Sunday, July 12, 2009

Reshaping the Budget Battlefield


Finding government waste is like hunting cows. Actually eliminating government waste is another matter.

Governments, at all levels, are grappling with the dual tsunamis of an economic downturn colliding with budget busting entitlements and the fundamental inefficiencies of the public sector.

McKinsey & Company recently added their findings to the mountain of reports that identify government waste. According to McKinsey the federal government is wasting as much as $134 billion annually (about 15 percent of $1.21 trillion in discretionary spending).

McKinsey’s numbers are overly modest. Over the thirty years I have analyzed and eradicated public and private sector waste, I have found that the public sector wastes between 30-100 percent on a program by program basis. That means that even the best run programs, at any level of government, wastes double what McKinsey reports. That places the potential federal waste at well over $268 billion annually.

Posting numbers may raise awareness and urgency, but remains a publicity stunt unless real action takes place.

The first positive step is for elected officials to use the tools they already have. They can just say “no” to spending increases. They can refuse to reauthorize programs. They can demand real evidence of tangible and sustainable outcomes before appropriating one penny to a program. These laws are already on the books for the federal government and most state and local jurisdictions. It just requires the political backbone to take such actions.

Unfortunately, elected officials don’t want to anger special interests by eliminating favored programs, no matter how obsolete and ineffective. Instead, they opt for furloughs that hurt working people. Worse, they mandate across the board cuts that ironically reward waste and harm efficiency as the more wasteful programs can easily absorb these cuts while better run programs suffer.

The public should demand more. One way would be to create a public referendum on spending priorities, which would be very different from the failed California initiatives of May 2009. This better way was discussed in a previous column, “Building a Better Budget” [The Washington Times, February 5, 2007]. In that column, I explained how to give every taxpayer a hypothetical $100,000 to allocate within a federal or state budget as part of their annual tax returns. This linked taxes and spending in a powerful and empowering new way. It may take several years to refine this advisory process into a binding one. Either way, direct citizen input into government budgeting would fundamentally shift decision power away from special interests to the betterment of all.

Another possible solution is for federal and state governments to form 21st Century versions of the “Hoover Commission”. Both President Truman in 1947, and President Eisenhower in 1953, turned to former President Herbert Hoover to form commissions which strategically rethought government operations.

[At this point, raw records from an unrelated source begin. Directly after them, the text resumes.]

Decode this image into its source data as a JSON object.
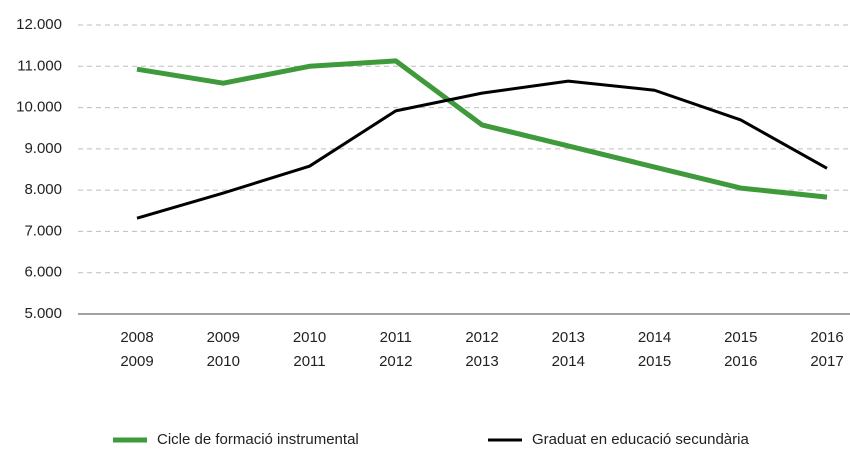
{
  "chart_data": {
    "type": "line",
    "categories": [
      [
        "2008",
        "2009"
      ],
      [
        "2009",
        "2010"
      ],
      [
        "2010",
        "2011"
      ],
      [
        "2011",
        "2012"
      ],
      [
        "2012",
        "2013"
      ],
      [
        "2013",
        "2014"
      ],
      [
        "2014",
        "2015"
      ],
      [
        "2015",
        "2016"
      ],
      [
        "2016",
        "2017"
      ]
    ],
    "series": [
      {
        "name": "Cicle de formació instrumental",
        "color": "#3f9a3b",
        "values": [
          10930,
          10590,
          11000,
          11130,
          9580,
          9070,
          8560,
          8050,
          7830
        ]
      },
      {
        "name": "Graduat en educació secundària",
        "color": "#000000",
        "values": [
          7320,
          7930,
          8580,
          9920,
          10350,
          10640,
          10420,
          9700,
          8530
        ]
      }
    ],
    "ylim": [
      5000,
      12000
    ],
    "yticks": [
      {
        "value": 5000,
        "label": "5.000"
      },
      {
        "value": 6000,
        "label": "6.000"
      },
      {
        "value": 7000,
        "label": "7.000"
      },
      {
        "value": 8000,
        "label": "8.000"
      },
      {
        "value": 9000,
        "label": "9.000"
      },
      {
        "value": 10000,
        "label": "10.000"
      },
      {
        "value": 11000,
        "label": "11.000"
      },
      {
        "value": 12000,
        "label": "12.000"
      }
    ],
    "grid": true,
    "legend": "bottom"
  }
}
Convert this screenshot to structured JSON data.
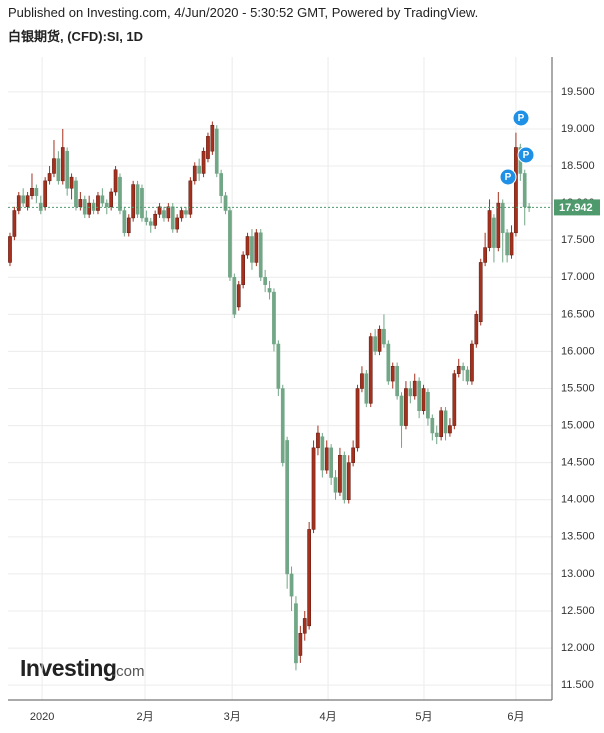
{
  "header": {
    "published": "Published on Investing.com, 4/Jun/2020 - 5:30:52 GMT, Powered by TradingView.",
    "title": "白银期货, (CFD):SI, 1D"
  },
  "logo": {
    "brand": "Investing",
    "suffix": ".com"
  },
  "markers": [
    "P",
    "P",
    "P"
  ],
  "chart_data": {
    "type": "candlestick",
    "up_color": "#a5301e",
    "down_color": "#71a686",
    "grid": true,
    "xlim": [
      -0.45,
      123.2
    ],
    "xticks": [
      {
        "value": 7.3,
        "label": "2020"
      },
      {
        "value": 30.7,
        "label": "2月"
      },
      {
        "value": 50.5,
        "label": "3月"
      },
      {
        "value": 72.3,
        "label": "4月"
      },
      {
        "value": 94.1,
        "label": "5月"
      },
      {
        "value": 115,
        "label": "6月"
      }
    ],
    "ylim": [
      11.3,
      19.97
    ],
    "yticks": [
      {
        "value": 11.5,
        "label": "11.500"
      },
      {
        "value": 12,
        "label": "12.000"
      },
      {
        "value": 12.5,
        "label": "12.500"
      },
      {
        "value": 13,
        "label": "13.000"
      },
      {
        "value": 13.5,
        "label": "13.500"
      },
      {
        "value": 14,
        "label": "14.000"
      },
      {
        "value": 14.5,
        "label": "14.500"
      },
      {
        "value": 15,
        "label": "15.000"
      },
      {
        "value": 15.5,
        "label": "15.500"
      },
      {
        "value": 16,
        "label": "16.000"
      },
      {
        "value": 16.5,
        "label": "16.500"
      },
      {
        "value": 17,
        "label": "17.000"
      },
      {
        "value": 17.5,
        "label": "17.500"
      },
      {
        "value": 18,
        "label": "18.000"
      },
      {
        "value": 18.5,
        "label": "18.500"
      },
      {
        "value": 19,
        "label": "19.000"
      },
      {
        "value": 19.5,
        "label": "19.500"
      }
    ],
    "last_price": 17.942,
    "last_price_color": "#4f9a6d",
    "open": [
      17.2,
      17.55,
      17.9,
      18.1,
      17.95,
      18.1,
      18.2,
      18.0,
      17.95,
      18.3,
      18.4,
      18.6,
      18.3,
      18.7,
      18.2,
      18.3,
      17.95,
      18.05,
      17.85,
      18.0,
      17.9,
      18.1,
      18.0,
      17.95,
      18.15,
      18.35,
      17.9,
      17.6,
      17.8,
      18.25,
      18.2,
      17.8,
      17.75,
      17.7,
      17.85,
      17.9,
      17.8,
      17.95,
      17.65,
      17.8,
      17.9,
      17.85,
      18.3,
      18.5,
      18.4,
      18.6,
      18.7,
      19.0,
      18.4,
      18.1,
      17.9,
      17.0,
      16.6,
      16.9,
      17.3,
      17.55,
      17.2,
      17.6,
      17.0,
      16.85,
      16.8,
      16.1,
      15.5,
      14.8,
      13.0,
      12.6,
      11.9,
      12.2,
      12.3,
      13.6,
      14.7,
      14.85,
      14.4,
      14.7,
      14.3,
      14.1,
      14.6,
      14.0,
      14.5,
      14.7,
      15.5,
      15.7,
      15.3,
      16.2,
      16.0,
      16.3,
      16.1,
      15.6,
      15.8,
      15.4,
      15.0,
      15.5,
      15.4,
      15.6,
      15.2,
      15.45,
      15.1,
      14.9,
      14.85,
      15.2,
      14.9,
      15.0,
      15.7,
      15.8,
      15.75,
      15.6,
      16.1,
      16.4,
      17.2,
      17.4,
      17.8,
      17.4,
      18.0,
      17.6,
      17.3,
      17.6,
      18.75,
      18.4,
      17.95
    ],
    "high": [
      17.6,
      17.95,
      18.15,
      18.2,
      18.15,
      18.4,
      18.25,
      18.1,
      18.35,
      18.5,
      18.85,
      18.7,
      19.0,
      18.75,
      18.4,
      18.35,
      18.15,
      18.1,
      18.1,
      18.05,
      18.15,
      18.2,
      18.05,
      18.2,
      18.5,
      18.4,
      17.95,
      17.85,
      18.3,
      18.3,
      18.25,
      17.9,
      17.8,
      17.9,
      18.0,
      17.95,
      18.0,
      18.0,
      17.85,
      17.95,
      17.95,
      18.35,
      18.55,
      18.6,
      18.75,
      18.95,
      19.1,
      19.05,
      18.45,
      18.15,
      17.95,
      17.05,
      16.95,
      17.35,
      17.6,
      17.65,
      17.65,
      17.65,
      17.1,
      16.95,
      16.85,
      16.15,
      15.55,
      14.85,
      13.1,
      12.7,
      12.3,
      12.5,
      13.7,
      14.8,
      15.0,
      14.9,
      14.8,
      14.75,
      14.4,
      14.7,
      14.65,
      14.6,
      14.8,
      15.55,
      15.8,
      15.75,
      16.25,
      16.3,
      16.35,
      16.5,
      16.15,
      15.85,
      15.85,
      15.45,
      15.6,
      15.6,
      15.7,
      15.65,
      15.55,
      15.5,
      15.15,
      15.0,
      15.25,
      15.25,
      15.1,
      15.75,
      15.9,
      15.85,
      15.8,
      16.15,
      16.55,
      17.25,
      17.6,
      18.05,
      17.85,
      18.15,
      18.05,
      17.65,
      17.7,
      18.95,
      18.8,
      18.45,
      18.0
    ],
    "low": [
      17.15,
      17.5,
      17.85,
      17.95,
      17.9,
      18.05,
      18.0,
      17.85,
      17.9,
      18.25,
      18.35,
      18.25,
      18.25,
      18.1,
      18.05,
      17.9,
      17.9,
      17.8,
      17.8,
      17.85,
      17.85,
      17.95,
      17.85,
      17.9,
      18.1,
      17.85,
      17.55,
      17.55,
      17.75,
      17.8,
      17.75,
      17.7,
      17.6,
      17.65,
      17.8,
      17.75,
      17.75,
      17.6,
      17.6,
      17.75,
      17.8,
      17.8,
      18.25,
      18.3,
      18.35,
      18.55,
      18.65,
      18.35,
      18.0,
      17.85,
      16.95,
      16.45,
      16.55,
      16.85,
      17.25,
      17.1,
      17.15,
      16.95,
      16.8,
      16.7,
      16.0,
      15.4,
      14.45,
      12.8,
      12.5,
      11.7,
      11.8,
      12.1,
      12.25,
      13.55,
      14.6,
      14.3,
      14.35,
      14.2,
      14.0,
      14.05,
      13.95,
      13.95,
      14.45,
      14.65,
      15.45,
      15.25,
      15.25,
      15.95,
      15.95,
      16.05,
      15.55,
      15.5,
      15.35,
      14.7,
      14.95,
      15.3,
      15.35,
      15.1,
      15.15,
      15.0,
      14.8,
      14.75,
      14.8,
      14.8,
      14.85,
      14.95,
      15.65,
      15.6,
      15.55,
      15.55,
      16.05,
      16.35,
      17.15,
      17.35,
      17.2,
      17.35,
      17.2,
      17.2,
      17.25,
      17.55,
      18.3,
      17.7,
      17.88
    ],
    "close": [
      17.55,
      17.9,
      18.1,
      18.0,
      18.1,
      18.2,
      18.1,
      17.9,
      18.3,
      18.4,
      18.6,
      18.3,
      18.75,
      18.2,
      18.35,
      17.95,
      18.05,
      17.85,
      18.0,
      17.9,
      18.1,
      18.0,
      17.95,
      18.15,
      18.45,
      17.9,
      17.6,
      17.8,
      18.25,
      17.85,
      17.8,
      17.75,
      17.7,
      17.85,
      17.95,
      17.8,
      17.95,
      17.65,
      17.8,
      17.9,
      17.85,
      18.3,
      18.5,
      18.4,
      18.7,
      18.9,
      19.05,
      18.4,
      18.1,
      17.9,
      17.0,
      16.5,
      16.9,
      17.3,
      17.55,
      17.2,
      17.6,
      17.0,
      16.9,
      16.8,
      16.1,
      15.5,
      14.5,
      13.0,
      12.7,
      11.8,
      12.2,
      12.4,
      13.6,
      14.7,
      14.9,
      14.4,
      14.7,
      14.3,
      14.1,
      14.6,
      14.0,
      14.5,
      14.7,
      15.5,
      15.7,
      15.3,
      16.2,
      16.0,
      16.3,
      16.1,
      15.6,
      15.8,
      15.4,
      15.0,
      15.5,
      15.4,
      15.6,
      15.2,
      15.5,
      15.1,
      14.9,
      14.85,
      15.2,
      14.9,
      15.0,
      15.7,
      15.8,
      15.75,
      15.6,
      16.1,
      16.5,
      17.2,
      17.4,
      17.9,
      17.4,
      18.0,
      17.6,
      17.3,
      17.6,
      18.75,
      18.4,
      17.95,
      17.942
    ]
  }
}
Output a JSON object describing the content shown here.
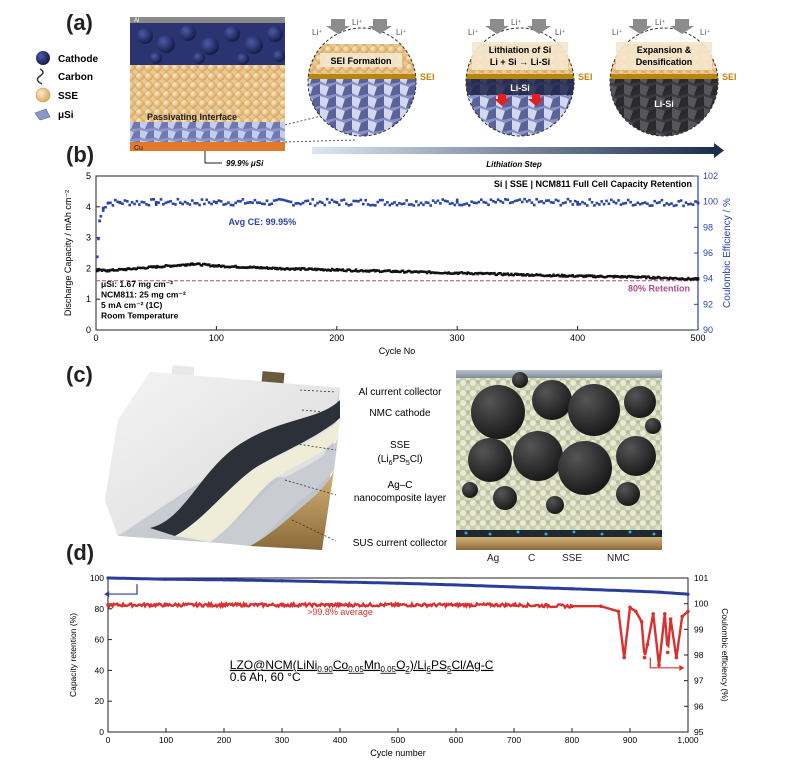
{
  "panels": {
    "a": "(a)",
    "b": "(b)",
    "c": "(c)",
    "d": "(d)"
  },
  "panel_a": {
    "legend": [
      {
        "label": "Cathode",
        "icon": "cathode-particle-icon"
      },
      {
        "label": "Carbon",
        "icon": "carbon-squiggle-icon"
      },
      {
        "label": "SSE",
        "icon": "sse-particle-icon"
      },
      {
        "label": "μSi",
        "icon": "si-flake-icon"
      }
    ],
    "cell": {
      "top": "Al",
      "interface": "Passivating Interface",
      "bottom": "Cu",
      "si_label": "99.9% μSi"
    },
    "li_plus": "Li⁺",
    "sei": "SEI",
    "circles": [
      {
        "title": "SEI Formation",
        "lower": ""
      },
      {
        "title": "Lithiation of Si",
        "subtitle": "Li + Si → Li-Si",
        "lower": "Li-Si"
      },
      {
        "title": "Expansion &",
        "subtitle": "Densification",
        "lower": "Li-Si"
      }
    ],
    "arrow_label": "Lithiation Step",
    "colors": {
      "cathode": "#1c2560",
      "sse": "#e9c48a",
      "cu": "#e07a2a",
      "si": "#a8b0d8",
      "sei": "#b8860b"
    }
  },
  "panel_c": {
    "labels": [
      "Al current collector",
      "NMC cathode",
      "SSE",
      "(Li6PS5Cl)",
      "Ag–C",
      "nanocomposite layer",
      "SUS current collector"
    ],
    "legend": [
      {
        "label": "Ag",
        "color": "#29a8e0"
      },
      {
        "label": "C",
        "color": "#444444"
      },
      {
        "label": "SSE",
        "color": "#f3e3a0"
      },
      {
        "label": "NMC",
        "color": "#222222"
      }
    ]
  },
  "chart_data": [
    {
      "type": "line",
      "panel": "b",
      "title": "Si | SSE | NCM811 Full Cell Capacity Retention",
      "xlabel": "Cycle No",
      "ylabel": "Discharge Capacity / mAh cm⁻²",
      "y2label": "Coulombic Efficiency / %",
      "xlim": [
        0,
        500
      ],
      "ylim": [
        0,
        5
      ],
      "y2lim": [
        90,
        102
      ],
      "xticks": [
        0,
        100,
        200,
        300,
        400,
        500
      ],
      "yticks": [
        0,
        1,
        2,
        3,
        4,
        5
      ],
      "y2ticks": [
        90,
        92,
        94,
        96,
        98,
        100,
        102
      ],
      "annotations": [
        "Avg CE: 99.95%",
        "80% Retention"
      ],
      "info": [
        "μSi: 1.67 mg cm⁻²",
        "NCM811: 25 mg cm⁻²",
        "5 mA cm⁻² (1C)",
        "Room Temperature"
      ],
      "retention_line": 1.6,
      "series": [
        {
          "axis": "left",
          "color": "#111111",
          "x": [
            1,
            10,
            25,
            50,
            75,
            80,
            100,
            150,
            200,
            250,
            300,
            350,
            400,
            450,
            500
          ],
          "values": [
            1.93,
            1.93,
            1.97,
            2.05,
            2.12,
            2.15,
            2.08,
            2.0,
            1.95,
            1.9,
            1.85,
            1.8,
            1.75,
            1.72,
            1.65
          ]
        },
        {
          "axis": "right",
          "color": "#2b44a8",
          "x": [
            1,
            3,
            6,
            10,
            20,
            50,
            100,
            200,
            300,
            400,
            500
          ],
          "values": [
            95.7,
            98.5,
            99.5,
            99.9,
            99.95,
            99.95,
            99.95,
            99.95,
            99.95,
            99.95,
            99.9
          ]
        }
      ]
    },
    {
      "type": "line",
      "panel": "d",
      "xlabel": "Cycle number",
      "ylabel": "Capacity retention (%)",
      "y2label": "Coulombic efficiency (%)",
      "xlim": [
        0,
        1000
      ],
      "ylim": [
        0,
        100
      ],
      "y2lim": [
        95,
        101
      ],
      "xticks": [
        0,
        100,
        200,
        300,
        400,
        500,
        600,
        700,
        800,
        900,
        1000
      ],
      "xticklabels": [
        "0",
        "100",
        "200",
        "300",
        "400",
        "500",
        "600",
        "700",
        "800",
        "900",
        "1,000"
      ],
      "yticks": [
        0,
        20,
        40,
        60,
        80,
        100
      ],
      "y2ticks": [
        95,
        96,
        97,
        98,
        99,
        100,
        101
      ],
      "annotations": [
        ">99.8% average"
      ],
      "cell_label": {
        "line1_parts": [
          "LZO@NCM(LiNi",
          "0.90",
          "Co",
          "0.05",
          "Mn",
          "0.05",
          "O",
          "2",
          ")/Li",
          "6",
          "PS",
          "5",
          "Cl/Ag-C"
        ],
        "line2": "0.6 Ah, 60 °C"
      },
      "series": [
        {
          "axis": "left",
          "color": "#2a3d9a",
          "x": [
            0,
            100,
            200,
            300,
            400,
            500,
            600,
            700,
            800,
            900,
            950,
            1000
          ],
          "values": [
            100,
            99.2,
            98.8,
            98.2,
            97.4,
            96.6,
            95.5,
            94.2,
            93,
            91.6,
            90.8,
            89.5
          ]
        },
        {
          "axis": "right",
          "color": "#d93030",
          "x": [
            0,
            100,
            200,
            300,
            400,
            500,
            600,
            700,
            800,
            850,
            880,
            890,
            900,
            910,
            920,
            925,
            930,
            940,
            950,
            960,
            965,
            970,
            980,
            990,
            1000
          ],
          "values": [
            99.95,
            99.95,
            99.95,
            99.95,
            99.95,
            99.95,
            99.95,
            99.95,
            99.9,
            99.9,
            99.7,
            97.9,
            99.85,
            99.7,
            99.3,
            97.9,
            98.4,
            99.6,
            97.6,
            99.6,
            98.1,
            99.4,
            97.9,
            99.5,
            99.7
          ]
        }
      ]
    }
  ]
}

These commissions recommended consolidation of functions, elimination of duplications, and realignment administrative processes throughout government . Just like an untended garden gets weed infested and overgrown to the choking point, so does government benefit from a “constant gardener”.

The McKinsey report offers another ray of hope when it asserts that, “Simply doing the same tasks in new ways, as it turns out, can be extremely powerful”. One of the greatest impediments to government efficiency is the bureaucratic culture. In this culture, the wrong things are rewarded: more spending, more personnel, more office space, and more activities. Many public officials, especially career managers, see their pathway to prestige and influence through amassing resources, not accomplishments.

Government, at all levels, can use this culture to its advantage. The bureaucracy resists change and efficiency because it fears loss. What if government allowed bureaucrats to reinvest their savings in their own enterprises? Instead of loss, efficiency would be viewed as gain or survival.

The exchange of waste for value has worked in a wide variety of settings. Every public employee can immediately list dozens of procedures and policies that do not make sense and drive them crazy. I have run “cost of quality” or “efficiency” workshops in dozens of federal and state agencies. In every case, the incentive structure was “you are empowered to eliminate these wastes” and more importantly, “you are authorized to keep and use every penny you save”.

Under the “waste for value” approach to reducing waste bureaucrats immediately grasp how their identifying where they are doing “stupid things stupidly” is not a witch hunt for blame, but a scavenger hunt for unleashing previously encumbered resources. This hunt for waste also opens their eyes to the powers of strategic thinking, collaboration, and prevention.

Another element to this scavenger hunt is prioritizing effort to results. An integral element for success is creating a four-quadrant “prioritization grid” where solutions are divided into easy to achieve, hard to achieve, high return on effort, and low return on effort. Recently, one federal operating unit not only realized that over a third of their operating budget was recoverable waste, but also that hundreds of improvement opportunities fell into the “easy to achieve-high return on effort” box. All those involved immediately and enthusiastically proceeded with eliminating their wasteful ways.

No one action will help government “thread the needle” through our current crisis, but a combination of the political will to “just say no”, engaging citizens in directly determining their fate, and redirecting bureaucratic energies are a start.